Поднял вилку и просунул очередной кусок шоколадного торта в широко открытый рот малыша. Следил, как тот жует, глотает и снова распахивает рот – совсем как птенец в ожидании кормежки.
– Вот ты кто! – засмеялся Макэвой, решив, что Фину понравится такое сравнение. – Птичка-невеличка, ждешь червячка.
– Фьють-фьють! – пискнул Финли, хлопая руками-крыльями. – Хочу еще червяка.
Макэвой фыркнул, сгреб остатки торта с блюдца и поцеловал сына в лоб. Фину тепло в его курточке с начесом, на голове у него вязаная шапка с помпоном, так что Макэвою не уловить восхитительного запаха детского шампуня. Он подавил искушение сдернуть с Финли шапку и вдохнуть аромат свежескошенной травы и медовых сотов, неизменный запах рыжей шевелюры сына, но на летней террасе модного кафе, сверкавшей глянцем столов и металлическим блеском стульев, стоял лютый холод, так что он лишь пощекотал сынишку под подбородком и порадовался его улыбке.
– А когда мама вернется? – спросил Фин, вытер лицо уголком бумажной салфетки и слизнул с губ шоколадную крошку.
– Скоро. – Макэвой глянул на часы. – Она отправилась за подарками для папы.
– Подарками? А за что?
– Я ведь был хорошим мальчиком.
– Как я?
– Точно, – снова расмеялся Макэвой. – Я был очень-очень хорошим. Рождественский Дед принесет мне целый мешок подарков. Много-много-много.

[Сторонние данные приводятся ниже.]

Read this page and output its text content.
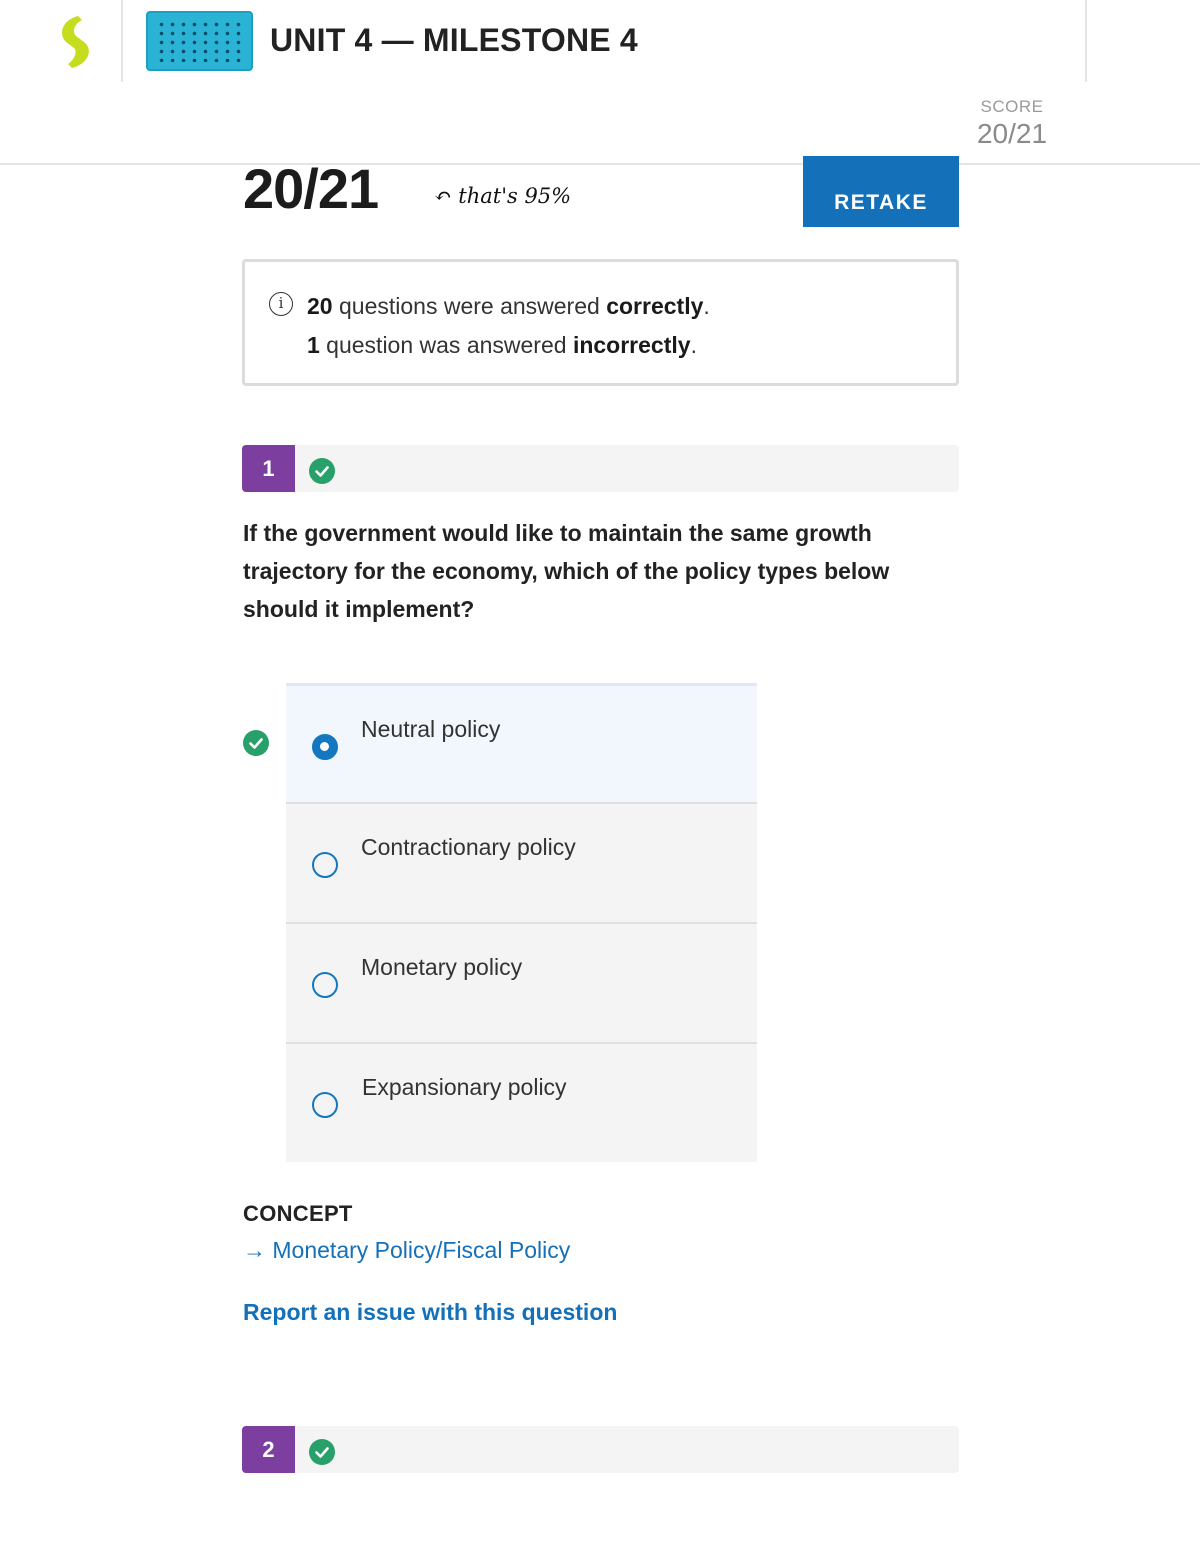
UNIT 4 — MILESTONE 4
SCORE
20/21
20/21	↶ that's 95%	RETAKE
i	20 questions were answered correctly.
1 question was answered incorrectly.
1
If the government would like to maintain the same growth trajectory for the economy, which of the policy types below should it implement?
Neutral policy
Contractionary policy
Monetary policy
Expansionary policy
CONCEPT
→ Monetary Policy/Fiscal Policy
Report an issue with this question
2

Через две недели Рождество, и Фин найдет под серебристыми ветвями и красной мишурой искусственной елки горку аккуратно завернутых, с любовью украшенных свертков. Подарки потянут на месячный заработок Макэвоя, не меньше. Половину гостиной их ничем не примечательного дома на две семьи, недавно возведенного в северной части города, заполонят футбольные мячи, солдатики да обновки. Они начали покупать все это еще в июне, незадолго до того, как Ройзин обнаружила, что снова ждет ребенка. Такие траты им не по карману. Даже и половина не по карману. Но он знал, как жена любит Рождество, а потому кредитной карточке пришлось несладко. Для Ройзин – все что угодно. Рождественским утром в собственном чулке она обнаружит платиновое ожерелье с гранатами. А потом красную кожаную куртку, которая окажется в самый раз, когда Ройзин сбросит послеродовой жирок, и коллекцию дисков со всеми сериями «Секса в большом городе», и билеты на мартовский концерт UB-40. Конечно, Ройзин заверещит от восторга, ему так нравится этот ее щебет. Подбежит к зеркалу и примерит куртку прямо поверх мешковатой футболки, поверх большущего живота. Ее милое, с тонкими чертами лицо озарится улыбкой, и Ройзин осыплет мужа поцелуями, совсем позабыв, что Рождество – детский праздник и что их сын еще не успел сорвать обертку с первого своего подарка.